If this file is not ready now, this is the wait queue that can wake it later.

Read Path

The read path consumes one queued event.

Behavior:

Condition Behavior
Queue has event Pop one event and return it
Queue empty + O_NONBLOCK Return -EAGAIN
Queue empty + blocking fd Sleep until an event is queued

The blocking read flow is:

while true:
    lock
    if queue not empty:
        pop event
        unlock
        break
    unlock

    if O_NONBLOCK:
        return -EAGAIN

    wait_event_interruptible()

It is important to re-check the queue after waking up.

A wakeup means that the condition may have become true, but it does not guarantee that the event is still available when this reader gets the mutex.

Another reader may have consumed it first.


File Offset Handling

This driver does not use *off.

That is intentional.

This device behaves like an event device, not a file-like device.

For file-like character drivers, read() often advances *off and returns EOF after all data has been read.

For event devices:

read() means consume one event

Therefore, this driver does not do:

*off += n;

and does not do:

if (*off > 0)
    return 0;

Using file offset in this event model can break long-running epoll readers.


Event Reliability

This lab uses a simple queue model.

Events are popped before copy_to_user().

If copy_to_user() fails, the event has already been consumed.

This is acceptable for a learning driver and a simple notification-style device.

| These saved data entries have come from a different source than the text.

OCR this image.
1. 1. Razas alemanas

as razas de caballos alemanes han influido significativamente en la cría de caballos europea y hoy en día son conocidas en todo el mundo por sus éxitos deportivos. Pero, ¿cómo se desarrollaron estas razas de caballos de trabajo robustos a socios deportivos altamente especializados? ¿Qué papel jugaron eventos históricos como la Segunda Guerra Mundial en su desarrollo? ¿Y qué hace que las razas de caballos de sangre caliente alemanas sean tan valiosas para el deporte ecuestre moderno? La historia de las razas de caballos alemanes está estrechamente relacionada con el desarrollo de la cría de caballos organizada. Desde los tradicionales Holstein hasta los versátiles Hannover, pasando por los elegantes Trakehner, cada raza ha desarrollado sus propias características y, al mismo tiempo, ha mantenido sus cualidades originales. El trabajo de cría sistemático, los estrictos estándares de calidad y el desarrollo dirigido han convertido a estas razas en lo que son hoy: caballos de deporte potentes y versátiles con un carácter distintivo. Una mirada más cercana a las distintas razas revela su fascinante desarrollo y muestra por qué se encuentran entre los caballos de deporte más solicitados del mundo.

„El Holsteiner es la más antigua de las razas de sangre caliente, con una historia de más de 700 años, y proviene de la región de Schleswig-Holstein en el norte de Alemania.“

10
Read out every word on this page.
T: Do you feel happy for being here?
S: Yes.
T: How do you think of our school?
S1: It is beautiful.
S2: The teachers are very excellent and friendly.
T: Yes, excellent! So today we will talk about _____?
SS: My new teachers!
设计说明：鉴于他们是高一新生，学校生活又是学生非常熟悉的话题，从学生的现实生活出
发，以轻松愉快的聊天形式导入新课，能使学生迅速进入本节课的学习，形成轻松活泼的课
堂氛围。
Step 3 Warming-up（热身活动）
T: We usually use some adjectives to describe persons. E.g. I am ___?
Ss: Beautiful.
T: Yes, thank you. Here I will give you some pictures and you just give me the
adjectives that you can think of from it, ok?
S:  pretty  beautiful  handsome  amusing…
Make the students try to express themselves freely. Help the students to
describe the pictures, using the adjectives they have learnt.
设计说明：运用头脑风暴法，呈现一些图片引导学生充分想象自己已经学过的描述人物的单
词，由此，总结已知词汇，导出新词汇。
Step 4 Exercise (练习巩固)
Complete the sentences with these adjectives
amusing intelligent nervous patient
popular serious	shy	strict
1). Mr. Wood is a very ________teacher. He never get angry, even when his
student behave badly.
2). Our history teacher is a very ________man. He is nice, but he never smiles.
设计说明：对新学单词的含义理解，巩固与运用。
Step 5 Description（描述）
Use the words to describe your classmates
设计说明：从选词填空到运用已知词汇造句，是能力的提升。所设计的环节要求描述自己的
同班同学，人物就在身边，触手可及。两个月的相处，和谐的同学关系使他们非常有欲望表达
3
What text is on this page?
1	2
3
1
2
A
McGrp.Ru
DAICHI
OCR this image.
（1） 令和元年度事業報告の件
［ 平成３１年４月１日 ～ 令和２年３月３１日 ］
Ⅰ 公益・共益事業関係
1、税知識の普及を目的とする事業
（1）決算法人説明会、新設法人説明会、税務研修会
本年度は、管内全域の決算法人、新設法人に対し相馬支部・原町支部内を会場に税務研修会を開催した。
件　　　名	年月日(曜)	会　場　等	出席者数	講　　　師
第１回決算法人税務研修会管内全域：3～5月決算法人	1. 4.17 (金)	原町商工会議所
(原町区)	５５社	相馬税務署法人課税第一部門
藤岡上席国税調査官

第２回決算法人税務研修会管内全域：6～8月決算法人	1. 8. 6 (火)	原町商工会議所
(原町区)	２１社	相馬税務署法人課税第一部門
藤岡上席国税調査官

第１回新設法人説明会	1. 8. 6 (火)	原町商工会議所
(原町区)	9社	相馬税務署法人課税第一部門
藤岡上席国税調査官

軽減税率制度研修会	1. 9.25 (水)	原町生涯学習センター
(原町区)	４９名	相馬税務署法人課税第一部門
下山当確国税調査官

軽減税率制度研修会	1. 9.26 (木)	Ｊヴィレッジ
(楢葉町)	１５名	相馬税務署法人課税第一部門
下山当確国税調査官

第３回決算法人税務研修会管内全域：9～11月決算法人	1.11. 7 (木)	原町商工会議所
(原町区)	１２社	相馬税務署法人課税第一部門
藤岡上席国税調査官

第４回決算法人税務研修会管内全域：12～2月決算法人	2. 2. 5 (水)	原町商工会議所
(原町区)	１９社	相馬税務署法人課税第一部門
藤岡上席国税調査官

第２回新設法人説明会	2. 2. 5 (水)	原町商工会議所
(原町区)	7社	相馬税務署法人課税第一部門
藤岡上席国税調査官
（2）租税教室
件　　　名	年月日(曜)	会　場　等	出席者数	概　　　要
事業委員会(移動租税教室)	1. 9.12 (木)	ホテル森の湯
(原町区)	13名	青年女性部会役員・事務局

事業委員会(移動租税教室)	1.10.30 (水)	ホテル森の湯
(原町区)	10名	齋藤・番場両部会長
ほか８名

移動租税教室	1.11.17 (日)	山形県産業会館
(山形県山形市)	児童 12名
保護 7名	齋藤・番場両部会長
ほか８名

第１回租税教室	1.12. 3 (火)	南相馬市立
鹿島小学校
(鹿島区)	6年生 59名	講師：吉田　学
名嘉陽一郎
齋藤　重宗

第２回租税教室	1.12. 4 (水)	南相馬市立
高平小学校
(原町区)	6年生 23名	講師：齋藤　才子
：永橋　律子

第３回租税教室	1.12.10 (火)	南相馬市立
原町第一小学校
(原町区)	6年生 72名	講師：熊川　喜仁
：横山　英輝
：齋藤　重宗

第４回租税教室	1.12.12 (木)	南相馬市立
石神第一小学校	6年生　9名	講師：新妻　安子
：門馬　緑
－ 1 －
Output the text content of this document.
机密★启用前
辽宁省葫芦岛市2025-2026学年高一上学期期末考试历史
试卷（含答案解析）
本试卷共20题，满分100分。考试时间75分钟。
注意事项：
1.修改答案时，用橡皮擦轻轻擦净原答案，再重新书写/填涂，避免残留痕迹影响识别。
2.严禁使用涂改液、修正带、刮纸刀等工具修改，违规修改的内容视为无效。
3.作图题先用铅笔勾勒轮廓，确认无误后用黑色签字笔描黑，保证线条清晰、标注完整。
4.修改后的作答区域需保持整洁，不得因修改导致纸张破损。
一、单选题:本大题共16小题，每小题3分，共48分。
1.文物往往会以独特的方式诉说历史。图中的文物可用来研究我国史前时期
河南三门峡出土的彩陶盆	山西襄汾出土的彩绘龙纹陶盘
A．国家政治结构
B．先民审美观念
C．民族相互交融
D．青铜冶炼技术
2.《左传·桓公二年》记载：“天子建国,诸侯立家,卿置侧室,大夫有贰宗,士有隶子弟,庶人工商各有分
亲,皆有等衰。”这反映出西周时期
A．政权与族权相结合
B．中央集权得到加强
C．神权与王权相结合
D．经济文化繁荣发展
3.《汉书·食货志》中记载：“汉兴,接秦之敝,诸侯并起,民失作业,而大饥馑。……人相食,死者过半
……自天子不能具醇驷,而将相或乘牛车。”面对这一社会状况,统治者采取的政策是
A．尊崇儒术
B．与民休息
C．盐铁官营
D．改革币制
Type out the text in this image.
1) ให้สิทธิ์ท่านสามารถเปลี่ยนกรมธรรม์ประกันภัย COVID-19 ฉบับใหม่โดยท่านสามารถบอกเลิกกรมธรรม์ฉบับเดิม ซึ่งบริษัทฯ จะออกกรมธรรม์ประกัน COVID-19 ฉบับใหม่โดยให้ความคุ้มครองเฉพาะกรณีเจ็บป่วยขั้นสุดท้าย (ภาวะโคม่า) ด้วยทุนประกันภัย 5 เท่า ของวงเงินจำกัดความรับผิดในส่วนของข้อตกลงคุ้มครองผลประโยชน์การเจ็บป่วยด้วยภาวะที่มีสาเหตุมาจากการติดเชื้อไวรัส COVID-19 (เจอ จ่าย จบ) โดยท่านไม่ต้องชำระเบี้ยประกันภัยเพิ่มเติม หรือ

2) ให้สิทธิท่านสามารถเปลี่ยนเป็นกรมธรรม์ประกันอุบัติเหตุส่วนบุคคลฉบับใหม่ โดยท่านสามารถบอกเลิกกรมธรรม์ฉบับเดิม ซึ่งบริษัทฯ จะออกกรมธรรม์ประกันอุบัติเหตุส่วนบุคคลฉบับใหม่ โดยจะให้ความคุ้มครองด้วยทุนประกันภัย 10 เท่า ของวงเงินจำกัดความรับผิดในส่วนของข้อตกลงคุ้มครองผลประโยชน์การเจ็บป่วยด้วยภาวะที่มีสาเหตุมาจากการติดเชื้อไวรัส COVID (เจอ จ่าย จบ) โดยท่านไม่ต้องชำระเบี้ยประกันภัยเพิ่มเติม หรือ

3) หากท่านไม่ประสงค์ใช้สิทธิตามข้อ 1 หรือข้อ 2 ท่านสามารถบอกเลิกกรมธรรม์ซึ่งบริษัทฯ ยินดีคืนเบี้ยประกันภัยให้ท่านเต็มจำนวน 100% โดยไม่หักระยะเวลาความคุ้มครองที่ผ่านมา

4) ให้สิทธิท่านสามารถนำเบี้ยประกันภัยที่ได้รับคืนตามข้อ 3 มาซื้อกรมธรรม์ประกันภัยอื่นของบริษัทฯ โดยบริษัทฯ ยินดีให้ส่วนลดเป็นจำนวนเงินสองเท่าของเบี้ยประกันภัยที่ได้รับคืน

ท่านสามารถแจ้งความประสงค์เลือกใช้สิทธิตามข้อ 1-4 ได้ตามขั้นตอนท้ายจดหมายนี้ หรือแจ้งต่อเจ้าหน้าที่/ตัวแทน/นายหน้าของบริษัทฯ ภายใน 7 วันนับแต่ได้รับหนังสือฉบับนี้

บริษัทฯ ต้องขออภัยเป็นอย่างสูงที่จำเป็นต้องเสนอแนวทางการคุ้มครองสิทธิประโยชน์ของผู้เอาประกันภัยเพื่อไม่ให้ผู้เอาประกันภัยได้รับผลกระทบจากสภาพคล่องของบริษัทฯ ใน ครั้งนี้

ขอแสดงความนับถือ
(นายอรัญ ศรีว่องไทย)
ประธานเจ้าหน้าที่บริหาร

A production driver that provides reliable event records may choose a stricter design:

peek event
copy to userspace
only pop after successful copy

However, that design requires additional care for multi-reader ownership and synchronization.


Current Driver Semantics

This driver provides:

Feature Behavior
Event source Userspace write()
Event storage FIFO queue
Read readiness Queue is not empty
Blocking read Waits for queued event
Non-blocking read Returns -EAGAIN when queue is empty
Queue full write() returns -ENOBUFS
Poll event EPOLLIN | EPOLLRDNORM

Summary

The pollable character driver model connects kernel event generation with userspace event loops.

The essential pattern is:

event happens
update driver state
wake_up_interruptible()
poll()/epoll() reports readiness
read() consumes data

This is the same event-driven idea used by many Linux subsystems and fits naturally with userspace epoll event loops.